Room temperature and humidity of installation areas should be consistent with normal, year-round living conditions for at least one week before installation of flooring. Maintaining an optimum room temperature of 70° F and a humidity range of 30-50% is recommended.

In summary, all subfloors must be dry, structurally sound, thoroughly clean and level. Wood subfloors must be dry and well secured. Nail or screw every 6 inches along joists to avoid squeaking. If not level, sand down high spots and fill low spots with a Portland-based leveling patch. Concrete subfloors must be fully cured, at least 60 days old, and 6-mil polyfilm is recommended between concrete and ground.

Ceramic tile, resilient tile and sheet vinyl must be well bonded to subfloor, in good condition, clean and level. Do not sand existing vinyl floors, as they may contain asbestos.

Step 3. Start the installation. Work from several open boxes of flooring and “dry lay” the floor before permanently laying the floor. This will allow you to select varying textures, colors and sheens, and to arrange them in a harmonious pattern. Remember, it is the installer’s responsibility to determine the expectations of what the finished floor will look like with the end user first and then to cull out pieces that do not meet those expectations.

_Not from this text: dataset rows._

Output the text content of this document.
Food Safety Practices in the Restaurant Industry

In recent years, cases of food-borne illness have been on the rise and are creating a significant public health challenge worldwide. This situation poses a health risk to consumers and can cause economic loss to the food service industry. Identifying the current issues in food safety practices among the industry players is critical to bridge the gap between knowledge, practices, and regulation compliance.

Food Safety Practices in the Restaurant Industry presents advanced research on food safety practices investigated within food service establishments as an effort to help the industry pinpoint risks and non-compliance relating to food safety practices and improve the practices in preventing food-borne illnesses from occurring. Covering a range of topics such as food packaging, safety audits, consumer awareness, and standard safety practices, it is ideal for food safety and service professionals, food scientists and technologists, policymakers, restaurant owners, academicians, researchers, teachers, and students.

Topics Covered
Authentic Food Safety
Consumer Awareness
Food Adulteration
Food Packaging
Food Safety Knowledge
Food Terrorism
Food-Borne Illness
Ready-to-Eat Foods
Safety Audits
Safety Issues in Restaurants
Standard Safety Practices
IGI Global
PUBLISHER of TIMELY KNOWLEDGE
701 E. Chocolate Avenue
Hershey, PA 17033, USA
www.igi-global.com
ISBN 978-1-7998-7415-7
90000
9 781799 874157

Begin installation next to an outside wall. This is usually the straightest and best reference for establishing a straight working line. Establish this line by measuring an equal distance from the wall at both ends and snapping a chalk line. The distance you measure from the wall should be the width of a plank or tile. You may need to scribe cut the first row of planks or tiles to match the wall in order to make a straight working line if the wall is not square or “true.”

You may want to position a few rows before starting installation to confirm your layout decision and working line. Helpful hint: When laying flooring, stagger end joints from row to row by at least 8 inches (20 cm) for planks, and equal to 12 inches (51 cm or a half piece) for tiles. For plank installations, you can use the cut-off end to begin the next row when cutting the last plank in a row to fit. If the cut-off end is less than 8 inches, discard it and instead cut a new plank at a random length (at least 8 inches in length) and use it to start the next row. For tile installations, always begin a row with either a full tile or a half tile so that the joints are consistently staggered in a “brick work” type pattern. Always begin each row from the same side of the room.